Only two other towns in the region had such frequent car crashes – Groton at 172,711 cars per crash and Stonington at 167,319 cars per crash. Most rates are much lower, near or well above 300,000 cars traveling through per crash. In Clinton, the rate is one per 708,985.
“A lot of times accidents tend to happen because another accident did. One of the causes for an accident is another accident,” said Trooper Josue Dorelus, a member of the media Relations Unit in the Connecticut State Police. “Traffic is slowing and people are following too closely. The fact that it impacts other cars closely correlates with the number of accidents in one place.”
Many factors affect the likelihood of a crash–the number of on and off ramps, the weather and driver distraction.
“By and large on the highway system there are less dynamic movements than on secondary roads. They are called limited access highways for a reason,” said Kevin Nursick, spokesperson for the Connecticut Department of Transportation (CTDOT). “Those questions about that section of road have been dealt with before, there is nothing there. It is not different from anywhere else.”
Nursick explained that individuals are often reluctant to accept blame for car crashes that they are involved in. That’s why most people will generally refer to them as accidents, instead of crashes, he said. They don’t want to confront the fact that it may be their fault.
“The media hasn’t been responsible in this regard, you always see reporters pointing out slippery conditions or turns in the road instead of what the driver was doing. This is an issue societally where nobody wants to take responsibility,” Nursick said. “Last I checked cars have steering wheels, it doesn’t drive itself.”
According to CTDOT, 95 percent of accidents are due to operator error. The primary causes are speeding, a failure to leave sufficient distance between vehicles and a failure to obey right-of-way laws. These often accompany distracted driving, Nursick said.
“Distracted driving has reached epidemic levels. Disengaged motorists have reached epidemic levels. Irresponsible driving has reached epidemic levels,” Nurisk said. “There is a wild west mentality that is out there on the road. We all see it every single day.”
This does not mean that CTDOT is not investing in the roads and infrastructure in order to make it as safe as possible. There have been projects to remove grassy median strips for better visibility, and guide rails are updated to the contemporary standards.. Each year CTDOT spends approximately $35 million on signs and sign supports.

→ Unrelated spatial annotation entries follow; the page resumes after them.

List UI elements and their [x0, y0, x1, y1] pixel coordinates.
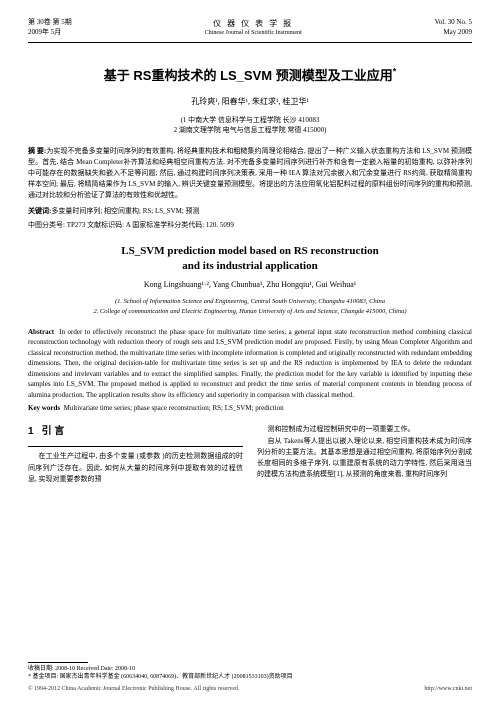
abstract-en-text: In order to effectively reconstruct the …	[28, 328, 472, 399]
authors-en: Kong Lingshuang¹·², Yang Chunhua¹, Zhu H…	[28, 280, 472, 289]
affil-en-2: 2. College of communication and Electric…	[28, 307, 472, 317]
copyright-left: © 1994-2012 China Academic Journal Elect…	[28, 685, 240, 693]
date-en: May 2009	[435, 28, 472, 38]
affil-en-1: (1. School of Information Science and En…	[28, 297, 472, 307]
keywords-en-text: Multivariate time series; phase space re…	[64, 404, 284, 412]
journal-cn: 仪 器 仪 表 学 报	[205, 18, 302, 29]
abstract-en-label: Abstract	[28, 328, 54, 336]
abstract-en: Abstract In order to effectively reconst…	[28, 327, 472, 401]
title-en: LS_SVM prediction model based on RS reco…	[28, 244, 472, 275]
title-sup: *	[393, 66, 397, 76]
authors-cn: 孔玲爽¹, 阳春华¹, 朱红求¹, 桂卫华¹	[28, 96, 472, 107]
title-cn: 基于 RS重构技术的 LS_SVM 预测模型及工业应用*	[28, 65, 472, 84]
footer-date: 收稿日期: 2008-10 Received Date: 2008-10	[28, 665, 472, 673]
header-right: Vol. 30 No. 5 May 2009	[435, 18, 472, 38]
section-underline	[28, 446, 243, 447]
header-left: 第 30卷 第 5期 2009年 5月	[28, 18, 72, 38]
column-right: 测和控制成为过程控制研究中的一项重要工作。 自从 Takens等人提出以嵌入理论…	[257, 424, 472, 485]
page-header: 第 30卷 第 5期 2009年 5月 仪 器 仪 表 学 报 Chinese …	[28, 18, 472, 43]
footer-fund: * 基金项目: 国家杰出青年科学基金 (60634040, 60874069)、…	[28, 673, 472, 681]
keywords-cn: 关键词:多变量时间序列; 相空间重构; RS; LS_SVM; 预测	[28, 206, 472, 216]
keywords-cn-text: 多变量时间序列; 相空间重构; RS; LS_SVM; 预测	[51, 207, 199, 215]
affiliations-en: (1. School of Information Science and En…	[28, 297, 472, 317]
column-left: 1 引 言 在工业生产过程中, 由多个变量 (或参数 )的历史检测数据组成的时间序…	[28, 424, 243, 485]
keywords-cn-label: 关键词:	[28, 207, 51, 215]
section-1-num: 1	[28, 426, 34, 437]
copyright-line: © 1994-2012 China Academic Journal Elect…	[28, 685, 472, 693]
footer-divider	[28, 662, 88, 663]
section-1-heading: 1 引 言	[28, 424, 243, 440]
abstract-cn-label: 摘 要:	[28, 147, 46, 155]
volume-en: Vol. 30 No. 5	[435, 18, 472, 28]
keywords-en: Key words Multivariate time series; phas…	[28, 404, 472, 412]
keywords-en-label: Key words	[28, 404, 60, 412]
affiliations-cn: (1 中南大学 信息科学与工程学院 长沙 410083 2 湖南文理学院 电气与…	[28, 115, 472, 136]
footer: 收稿日期: 2008-10 Received Date: 2008-10 * 基…	[28, 662, 472, 693]
title-cn-text: 基于 RS重构技术的 LS_SVM 预测模型及工业应用	[104, 68, 393, 83]
abstract-cn: 摘 要:为实现不完备多变量时间序列的有效重构, 将经典重构技术和粗糙集约简理论相…	[28, 146, 472, 202]
section-1-title: 引 言	[42, 426, 65, 437]
journal-en: Chinese Journal of Scientific Instrument	[205, 29, 302, 37]
copyright-right: http://www.cnki.net	[424, 685, 472, 693]
date-cn: 2009年 5月	[28, 28, 72, 38]
body-columns: 1 引 言 在工业生产过程中, 由多个变量 (或参数 )的历史检测数据组成的时间序…	[28, 424, 472, 485]
col2-para2: 自从 Takens等人提出以嵌入理论以来, 相空间重构技术成为时间序列分析的主要…	[257, 436, 472, 481]
col2-para1: 测和控制成为过程控制研究中的一项重要工作。	[257, 424, 472, 435]
col1-para1: 在工业生产过程中, 由多个变量 (或参数 )的历史检测数据组成的时间序列广泛存在…	[28, 451, 243, 485]
abstract-cn-text: 为实现不完备多变量时间序列的有效重构, 将经典重构技术和粗糙集约简理论相结合, …	[28, 147, 472, 200]
header-center: 仪 器 仪 表 学 报 Chinese Journal of Scientifi…	[205, 18, 302, 38]
affil-cn-1: (1 中南大学 信息科学与工程学院 长沙 410083	[28, 115, 472, 126]
title-en-1: LS_SVM prediction model based on RS reco…	[28, 244, 472, 259]
volume-cn: 第 30卷 第 5期	[28, 18, 72, 28]
title-en-2: and its industrial application	[28, 259, 472, 274]
affil-cn-2: 2 湖南文理学院 电气与信息工程学院 常德 415000)	[28, 125, 472, 136]
classification-cn: 中图分类号: TP273 文献标识码: A 国家标准学科分类代码: 120. 5…	[28, 220, 472, 230]
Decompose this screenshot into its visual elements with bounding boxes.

“I think that part of the folklore is that when you are talking about highways in a state like Connecticut where you have congestion points at any given time, you can see those severe, nasty, rear-end type accidents at very high speeds,” Nursick said. “People coming along full speed and completely unaware of the slowed cars in front of them can cause catastrophic level incidents. That happens, that can happen. One could argue that if you relieve congestion that solves the problem to some extent, but it’s every time there is an incident.”
Although 95 percent of crashes may be due to operator error, crash data suggest that certain locations experience a significantly higher rate of crashes, even when ramps and traffic volume are factored in.

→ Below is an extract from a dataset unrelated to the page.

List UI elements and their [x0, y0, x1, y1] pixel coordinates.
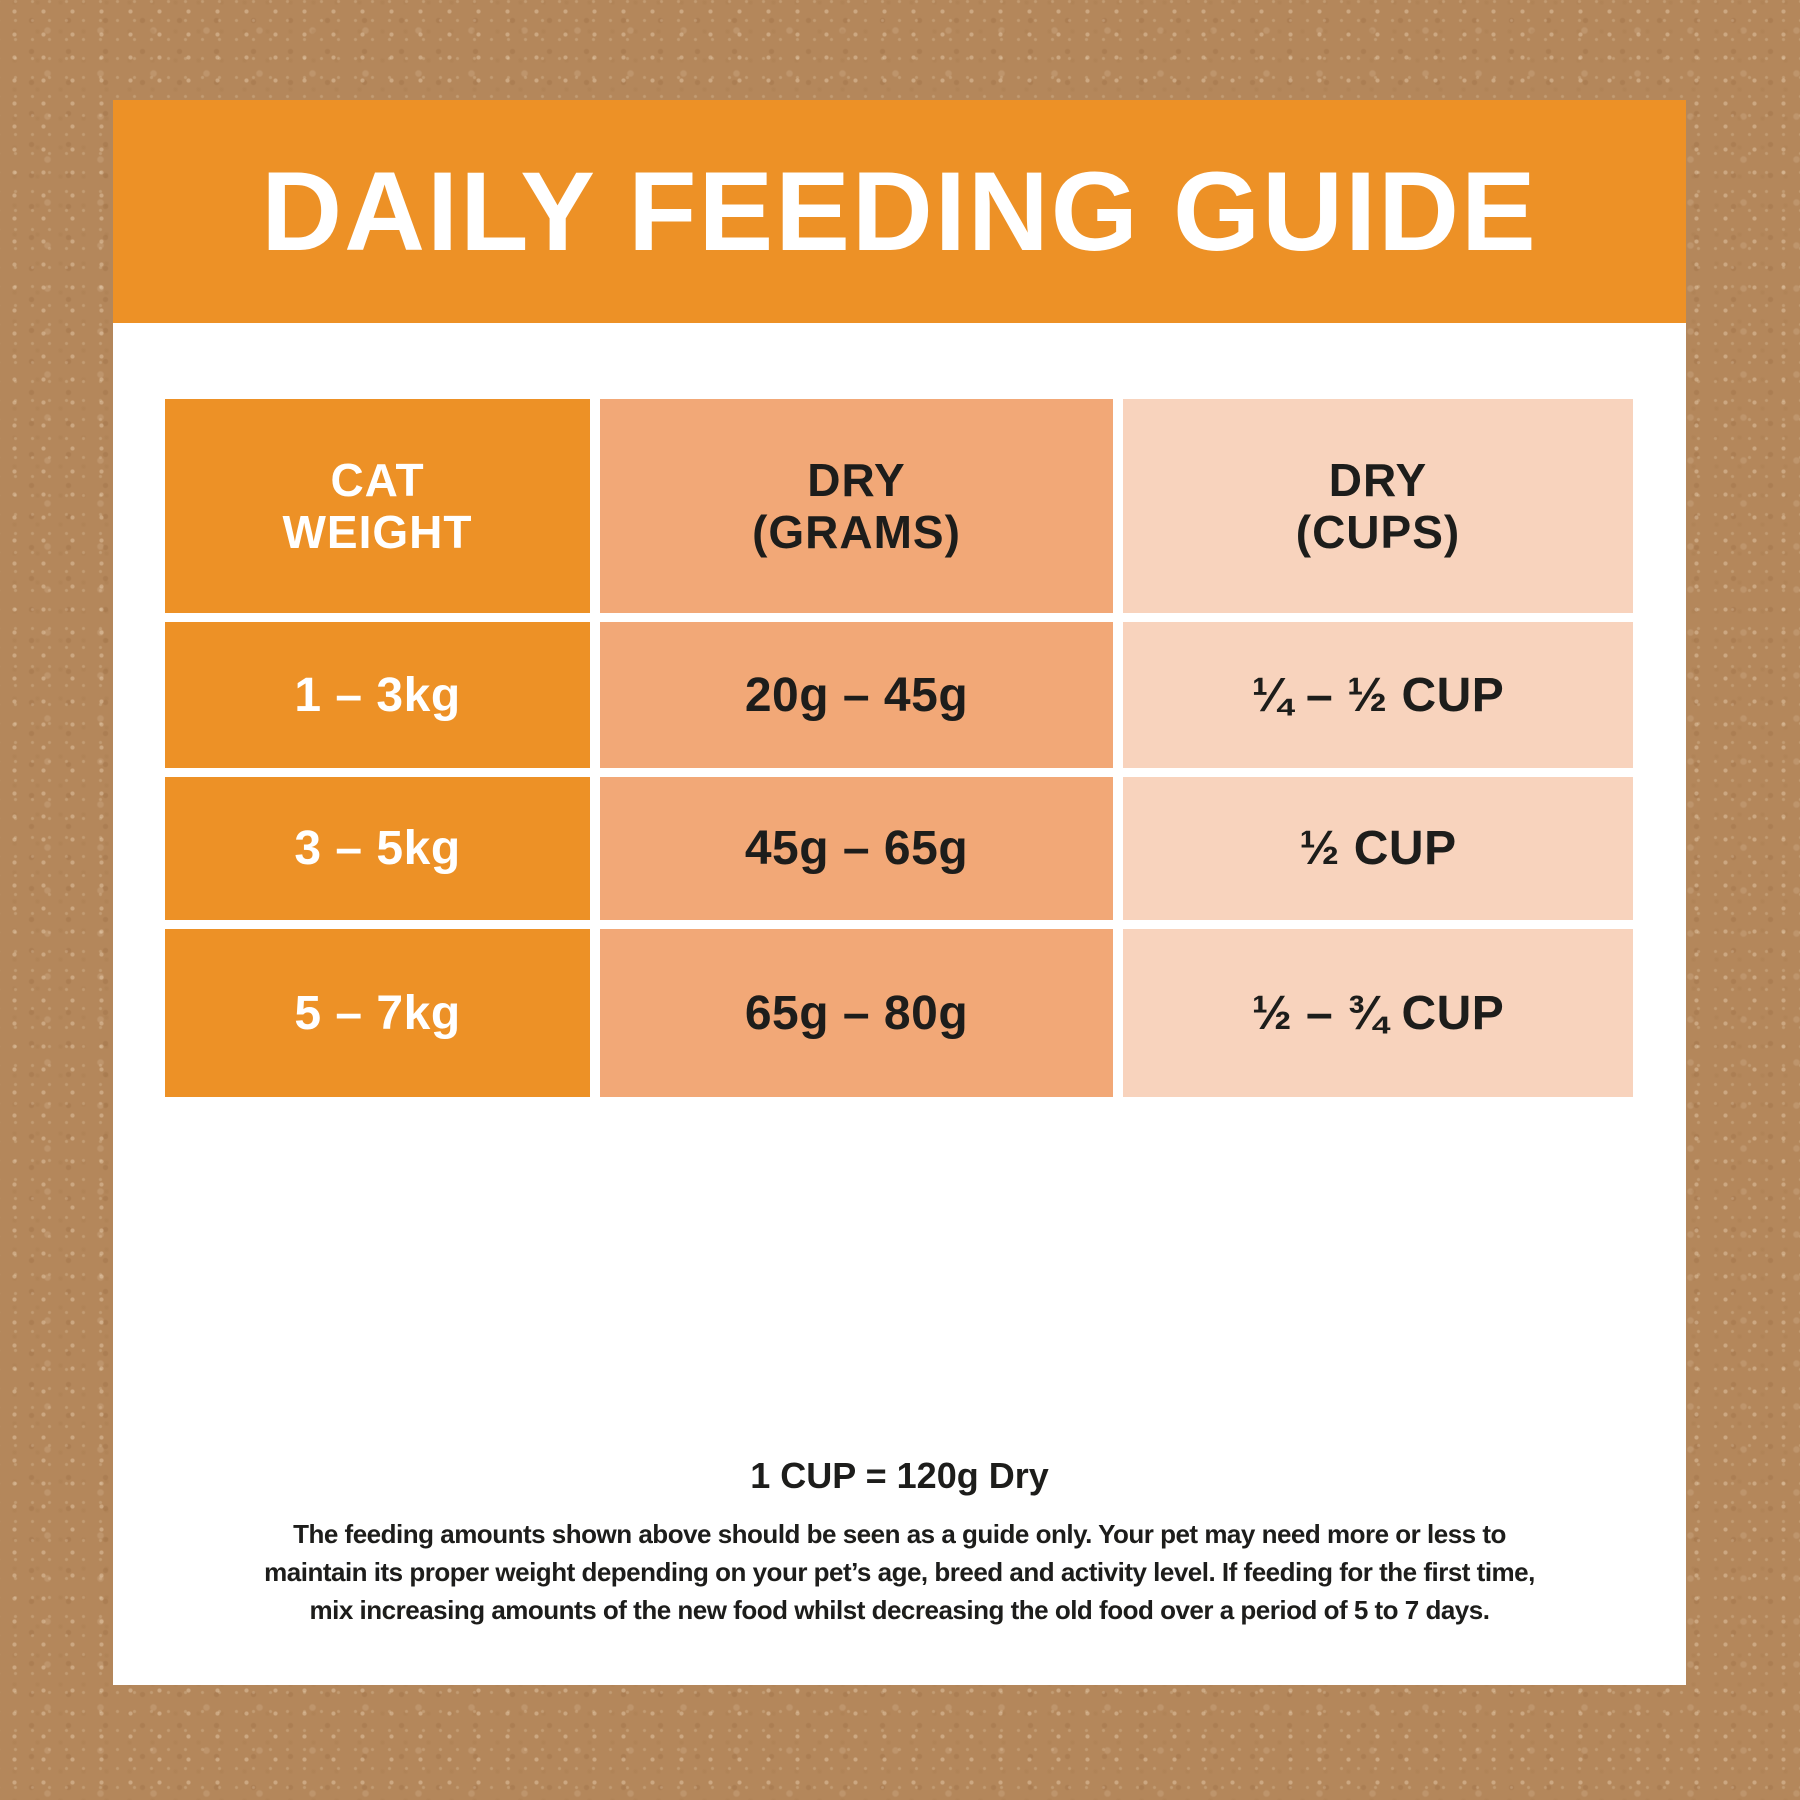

Stonington, for example, has three exit ramps and the second highest rate of crashes per vehicle of any town east of New Haven. Reviewing data from the past 23 years, Branford, East Lyme and Groton consistently have the most car accidents.
But whether it is the design of the road or distracted drivers or both, Nursick said the only place to look for a solution might be technology.
“A significant part of the problem has been technology, secondary to modern lifestyles that demand multi-tasking. What exactly is the government supposed to do about that?” Nursick said. “Ultimately, perhaps the solution to all of this is the autonomous vehicle because when we are counting on people to do the right thing it is not panning out very well.”